Editor's note: Liz Breazeale recently joined Lighthouse to teach fiction and nonfiction (welcome, Liz!). In addition to teaching Spring Session's 8-Week: Writing and Feminism class, publishing a collection of stories, and winning a NEA Creative Writing Fellowship, she generously put together a list of her most memorable reads below.
I keep track of every book I read (even the ones I don’t finish) in a small notebook made from an old copy of Black Beauty, and I’ll always write a short entry about each one. Thoughts, critiques, praise, basically anything that comes to mind. Here are a few of the most memorable books I read in 2019—books I still carry in my mind, even months after reading. Enjoy!
- Fever Dream—Samantha Schweblin. A lyrical nightmare, a feverish, stunning hallucination of a novel about a cryptic ecological disaster.

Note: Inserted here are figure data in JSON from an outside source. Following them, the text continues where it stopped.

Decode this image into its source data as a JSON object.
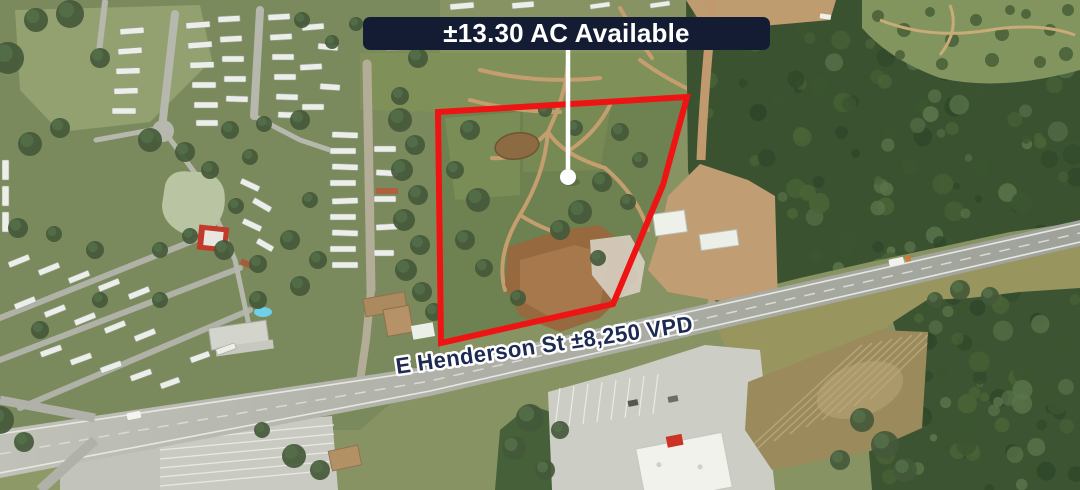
{
  "annotations": {
    "acreage_label": "±13.30 AC Available",
    "street_label": "E Henderson St ±8,250 VPD"
  },
  "marker": {
    "type": "pin-line-with-dot",
    "color": "#ffffff"
  },
  "colors": {
    "boundary_red": "#ee1414",
    "label_bg": "#131c33",
    "label_text": "#ffffff",
    "street_label_fill": "#1d2b52",
    "street_label_stroke": "#ffffff",
    "pin_white": "#ffffff"
  }
}
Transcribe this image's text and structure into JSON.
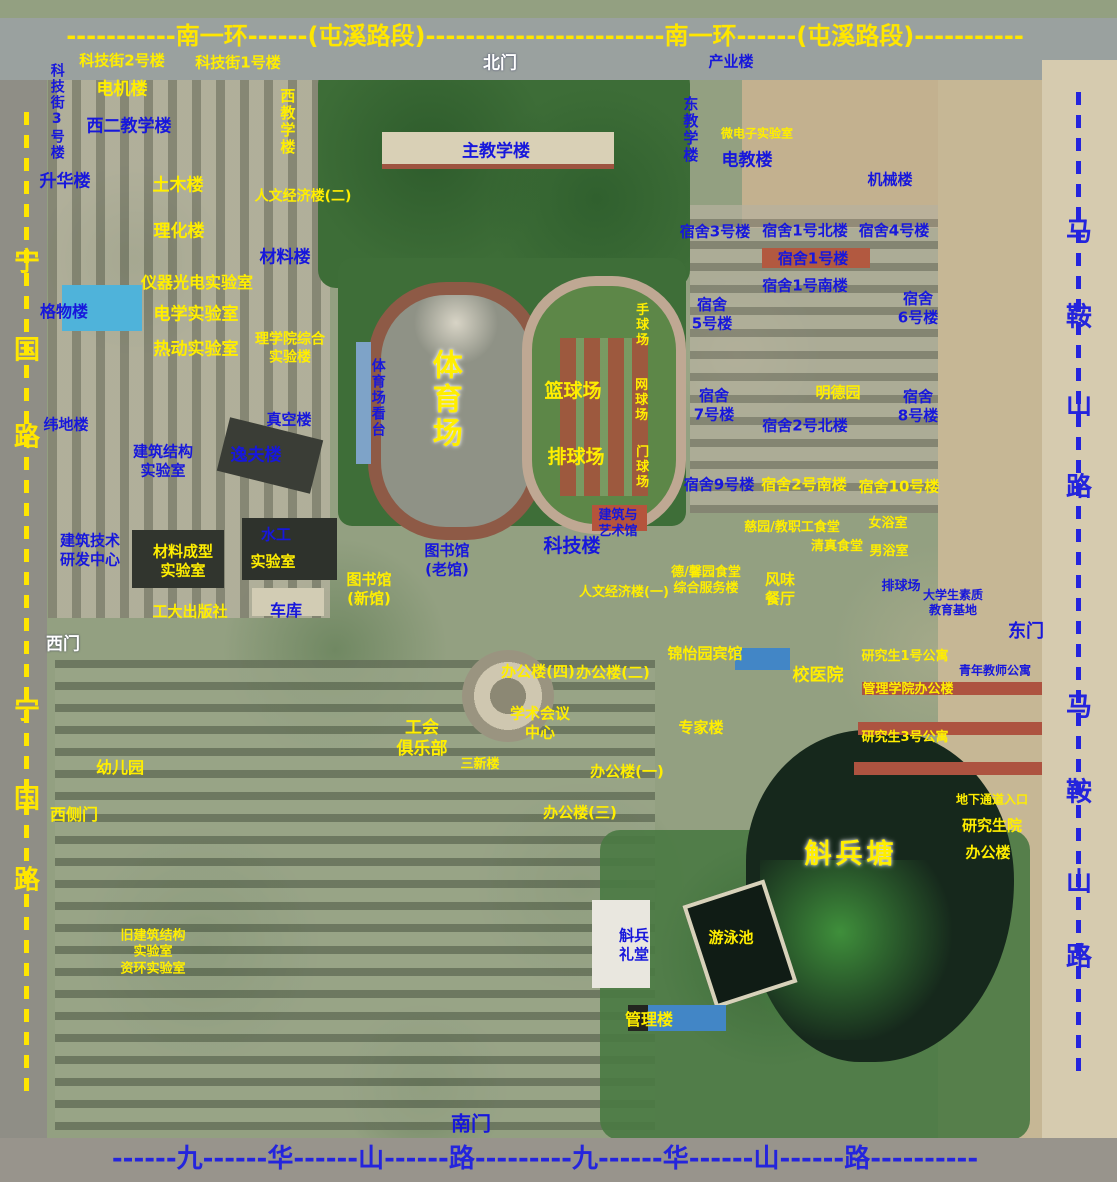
{
  "meta": {
    "type": "campus-satellite-map"
  },
  "colors": {
    "label_yellow": "#ffee00",
    "label_blue": "#1717dc",
    "label_white": "#ffffff",
    "road_top_text": "#ffe600",
    "road_bottom_text": "#2424dd"
  },
  "roads": {
    "top": {
      "name": "南一环(屯溪路段)",
      "display": "-----------南一环------(屯溪路段)------------------------南一环------(屯溪路段)-----------"
    },
    "bottom": {
      "name": "九华山路",
      "display": "------九------华------山------路---------九------华------山------路----------"
    },
    "left": {
      "name": "宁国路",
      "chars": [
        {
          "t": "宁",
          "y": 260
        },
        {
          "t": "国",
          "y": 348
        },
        {
          "t": "路",
          "y": 435
        },
        {
          "t": "宁",
          "y": 708
        },
        {
          "t": "国",
          "y": 797
        },
        {
          "t": "路",
          "y": 878
        }
      ]
    },
    "right": {
      "name": "马鞍山路",
      "chars": [
        {
          "t": "马",
          "y": 230
        },
        {
          "t": "鞍",
          "y": 315
        },
        {
          "t": "山",
          "y": 403
        },
        {
          "t": "路",
          "y": 485
        },
        {
          "t": "马",
          "y": 705
        },
        {
          "t": "鞍",
          "y": 790
        },
        {
          "t": "山",
          "y": 880
        },
        {
          "t": "路",
          "y": 955
        }
      ]
    }
  },
  "labels": [
    {
      "t": "科技街2号楼",
      "x": 122,
      "y": 61,
      "c": "y"
    },
    {
      "t": "科技街1号楼",
      "x": 238,
      "y": 63,
      "c": "y"
    },
    {
      "t": "北门",
      "x": 500,
      "y": 64,
      "c": "w",
      "s": 17
    },
    {
      "t": "产业楼",
      "x": 731,
      "y": 62,
      "c": "b"
    },
    {
      "t": "科技街3号楼",
      "x": 56,
      "y": 112,
      "c": "b",
      "v": 1,
      "s": 14
    },
    {
      "t": "电机楼",
      "x": 122,
      "y": 90,
      "c": "y",
      "s": 17
    },
    {
      "t": "西教学楼",
      "x": 287,
      "y": 122,
      "c": "y",
      "v": 1
    },
    {
      "t": "东教学楼",
      "x": 690,
      "y": 130,
      "c": "b",
      "v": 1
    },
    {
      "t": "微电子实验室",
      "x": 757,
      "y": 134,
      "c": "y",
      "s": 12
    },
    {
      "t": "西二教学楼",
      "x": 129,
      "y": 127,
      "c": "b",
      "s": 17
    },
    {
      "t": "主教学楼",
      "x": 496,
      "y": 152,
      "c": "b",
      "s": 17
    },
    {
      "t": "电教楼",
      "x": 747,
      "y": 161,
      "c": "b",
      "s": 17
    },
    {
      "t": "机械楼",
      "x": 890,
      "y": 180,
      "c": "b"
    },
    {
      "t": "升华楼",
      "x": 65,
      "y": 182,
      "c": "b",
      "s": 17
    },
    {
      "t": "土木楼",
      "x": 178,
      "y": 186,
      "c": "y",
      "s": 17
    },
    {
      "t": "人文经济楼(二)",
      "x": 303,
      "y": 197,
      "c": "y",
      "s": 14
    },
    {
      "t": "理化楼",
      "x": 179,
      "y": 232,
      "c": "y",
      "s": 17
    },
    {
      "t": "材料楼",
      "x": 285,
      "y": 258,
      "c": "b",
      "s": 17
    },
    {
      "t": "宿舍3号楼",
      "x": 715,
      "y": 232,
      "c": "b"
    },
    {
      "t": "宿舍1号北楼",
      "x": 805,
      "y": 231,
      "c": "b"
    },
    {
      "t": "宿舍4号楼",
      "x": 894,
      "y": 231,
      "c": "b"
    },
    {
      "t": "宿舍1号楼",
      "x": 813,
      "y": 259,
      "c": "b"
    },
    {
      "t": "宿舍1号南楼",
      "x": 805,
      "y": 286,
      "c": "b"
    },
    {
      "t": "仪器光电实验室",
      "x": 197,
      "y": 283,
      "c": "y",
      "s": 16
    },
    {
      "t": "格物楼",
      "x": 64,
      "y": 312,
      "c": "b",
      "s": 16
    },
    {
      "t": "电学实验室",
      "x": 196,
      "y": 315,
      "c": "y",
      "s": 17
    },
    {
      "t": "热动实验室",
      "x": 196,
      "y": 350,
      "c": "y",
      "s": 17
    },
    {
      "t": "理学院综合\n实验楼",
      "x": 290,
      "y": 349,
      "c": "y",
      "s": 14
    },
    {
      "t": "宿舍\n5号楼",
      "x": 712,
      "y": 314,
      "c": "b"
    },
    {
      "t": "宿舍\n6号楼",
      "x": 918,
      "y": 308,
      "c": "b"
    },
    {
      "t": "体育场看台",
      "x": 377,
      "y": 398,
      "c": "b",
      "v": 1,
      "s": 14
    },
    {
      "t": "体育场",
      "x": 444,
      "y": 400,
      "c": "y",
      "v": 1,
      "s": 30,
      "big": 1
    },
    {
      "t": "手球场",
      "x": 640,
      "y": 325,
      "c": "y",
      "v": 1,
      "s": 13
    },
    {
      "t": "篮球场",
      "x": 573,
      "y": 392,
      "c": "y",
      "s": 19
    },
    {
      "t": "网球场",
      "x": 639,
      "y": 400,
      "c": "y",
      "v": 1,
      "s": 13
    },
    {
      "t": "排球场",
      "x": 576,
      "y": 458,
      "c": "y",
      "s": 19
    },
    {
      "t": "门球场",
      "x": 640,
      "y": 467,
      "c": "y",
      "v": 1,
      "s": 13
    },
    {
      "t": "明德园",
      "x": 838,
      "y": 393,
      "c": "y"
    },
    {
      "t": "宿舍\n7号楼",
      "x": 714,
      "y": 405,
      "c": "b"
    },
    {
      "t": "宿舍\n8号楼",
      "x": 918,
      "y": 406,
      "c": "b"
    },
    {
      "t": "宿舍2号北楼",
      "x": 805,
      "y": 426,
      "c": "b"
    },
    {
      "t": "真空楼",
      "x": 289,
      "y": 420,
      "c": "b"
    },
    {
      "t": "纬地楼",
      "x": 66,
      "y": 425,
      "c": "b"
    },
    {
      "t": "建筑结构\n实验室",
      "x": 163,
      "y": 461,
      "c": "b"
    },
    {
      "t": "逸夫楼",
      "x": 256,
      "y": 456,
      "c": "b",
      "s": 17
    },
    {
      "t": "宿舍9号楼",
      "x": 719,
      "y": 485,
      "c": "b"
    },
    {
      "t": "宿舍2号南楼",
      "x": 804,
      "y": 485,
      "c": "y"
    },
    {
      "t": "宿舍10号楼",
      "x": 899,
      "y": 487,
      "c": "y"
    },
    {
      "t": "建筑与\n艺术馆",
      "x": 618,
      "y": 524,
      "c": "b",
      "s": 13
    },
    {
      "t": "建筑技术\n研发中心",
      "x": 90,
      "y": 550,
      "c": "b"
    },
    {
      "t": "材料成型\n实验室",
      "x": 183,
      "y": 561,
      "c": "y"
    },
    {
      "t": "水工",
      "x": 276,
      "y": 535,
      "c": "b"
    },
    {
      "t": "实验室",
      "x": 273,
      "y": 562,
      "c": "y"
    },
    {
      "t": "图书馆\n(老馆)",
      "x": 447,
      "y": 560,
      "c": "b"
    },
    {
      "t": "科技楼",
      "x": 572,
      "y": 547,
      "c": "b",
      "s": 19
    },
    {
      "t": "慈园/教职工食堂",
      "x": 792,
      "y": 528,
      "c": "y",
      "s": 13
    },
    {
      "t": "女浴室",
      "x": 888,
      "y": 524,
      "c": "y",
      "s": 13
    },
    {
      "t": "清真食堂",
      "x": 837,
      "y": 547,
      "c": "y",
      "s": 13
    },
    {
      "t": "男浴室",
      "x": 889,
      "y": 552,
      "c": "y",
      "s": 13
    },
    {
      "t": "图书馆\n(新馆)",
      "x": 369,
      "y": 589,
      "c": "y"
    },
    {
      "t": "人文经济楼(一)",
      "x": 624,
      "y": 593,
      "c": "y",
      "s": 13
    },
    {
      "t": "德/馨园食堂\n综合服务楼",
      "x": 706,
      "y": 581,
      "c": "y",
      "s": 13
    },
    {
      "t": "风味\n餐厅",
      "x": 780,
      "y": 589,
      "c": "y"
    },
    {
      "t": "排球场",
      "x": 901,
      "y": 587,
      "c": "b",
      "s": 13
    },
    {
      "t": "大学生素质\n教育基地",
      "x": 953,
      "y": 603,
      "c": "b",
      "s": 12
    },
    {
      "t": "工大出版社",
      "x": 190,
      "y": 612,
      "c": "y"
    },
    {
      "t": "车库",
      "x": 286,
      "y": 611,
      "c": "b",
      "s": 16
    },
    {
      "t": "东门",
      "x": 1026,
      "y": 632,
      "c": "b",
      "s": 18
    },
    {
      "t": "西门",
      "x": 63,
      "y": 645,
      "c": "w",
      "s": 17
    },
    {
      "t": "锦怡园宾馆",
      "x": 705,
      "y": 654,
      "c": "y"
    },
    {
      "t": "研究生1号公寓",
      "x": 905,
      "y": 657,
      "c": "y",
      "s": 13
    },
    {
      "t": "办公楼(四)",
      "x": 538,
      "y": 672,
      "c": "y"
    },
    {
      "t": "办公楼(二)",
      "x": 613,
      "y": 673,
      "c": "y"
    },
    {
      "t": "校医院",
      "x": 818,
      "y": 676,
      "c": "y",
      "s": 17
    },
    {
      "t": "青年教师公寓",
      "x": 995,
      "y": 671,
      "c": "b",
      "s": 12
    },
    {
      "t": "管理学院办公楼",
      "x": 908,
      "y": 690,
      "c": "y",
      "s": 13
    },
    {
      "t": "学术会议\n中心",
      "x": 540,
      "y": 723,
      "c": "y"
    },
    {
      "t": "工会\n俱乐部",
      "x": 422,
      "y": 739,
      "c": "y",
      "s": 17
    },
    {
      "t": "专家楼",
      "x": 701,
      "y": 728,
      "c": "y"
    },
    {
      "t": "研究生3号公寓",
      "x": 905,
      "y": 738,
      "c": "y",
      "s": 13
    },
    {
      "t": "三新楼",
      "x": 480,
      "y": 765,
      "c": "y",
      "s": 13
    },
    {
      "t": "办公楼(一)",
      "x": 627,
      "y": 772,
      "c": "y"
    },
    {
      "t": "幼儿园",
      "x": 120,
      "y": 768,
      "c": "y",
      "s": 16
    },
    {
      "t": "办公楼(三)",
      "x": 580,
      "y": 813,
      "c": "y"
    },
    {
      "t": "西侧门",
      "x": 74,
      "y": 815,
      "c": "y",
      "s": 16
    },
    {
      "t": "地下通道入口",
      "x": 992,
      "y": 800,
      "c": "y",
      "s": 12
    },
    {
      "t": "研究生院",
      "x": 992,
      "y": 826,
      "c": "y"
    },
    {
      "t": "办公楼",
      "x": 988,
      "y": 853,
      "c": "y"
    },
    {
      "t": "斛兵塘",
      "x": 851,
      "y": 855,
      "c": "y",
      "s": 27,
      "big": 1
    },
    {
      "t": "旧建筑结构\n实验室\n资环实验室",
      "x": 153,
      "y": 953,
      "c": "y",
      "s": 13
    },
    {
      "t": "斛兵\n礼堂",
      "x": 634,
      "y": 945,
      "c": "b"
    },
    {
      "t": "游泳池",
      "x": 731,
      "y": 938,
      "c": "y"
    },
    {
      "t": "管理楼",
      "x": 649,
      "y": 1020,
      "c": "y",
      "s": 16
    },
    {
      "t": "南门",
      "x": 471,
      "y": 1124,
      "c": "b",
      "s": 20
    }
  ]
}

- You and Hidden Bodies—Caroline Kepnes. I’m low-key obsessed with both of these novels, which provide the source material for the Lifetime-turned-Netflix series also called You. These books are wild, hilarious, completely over-the-top, self-aware clown shows, and I love each and every sentence as deeply as Joe, the protagonist, loves the various women he stalks. Not to spoil anything, but these books contain a cage in the basement of a bookstore and a character named Peach Salinger who is a descendant of J.D. Salinger, yes, THAT J.D. Salinger. So I’ll let those details speak for themselves.
- Bunny—Mona Awad. This novel, set at a fictional MFA program, is a completely bonkers journey that only gets better as it goes along. Also, a character wears a dress decorated with a pattern of tiny beheaded Marie Antoinettes, so come for the gorgeous prose and stay for the fashion tips.
- No Visible Bruises—Rachel Louise Snyder. A truly devastating exploration of the constant epidemic of domestic violence in this country and the ways in which we constantly, from all sides, fail victims.
- Republic of Lies—Anna Merlan. This book examines conspiracy theories—their consequences, origins, and the ways in which they are spread—and is both informative and uniquely horrifying.
- Friday Black—Nana Kwame Adjei-Brenya. “Zimmerland” devastated me. This story collection is deeply strange in the most beautiful, distressing, gutting way.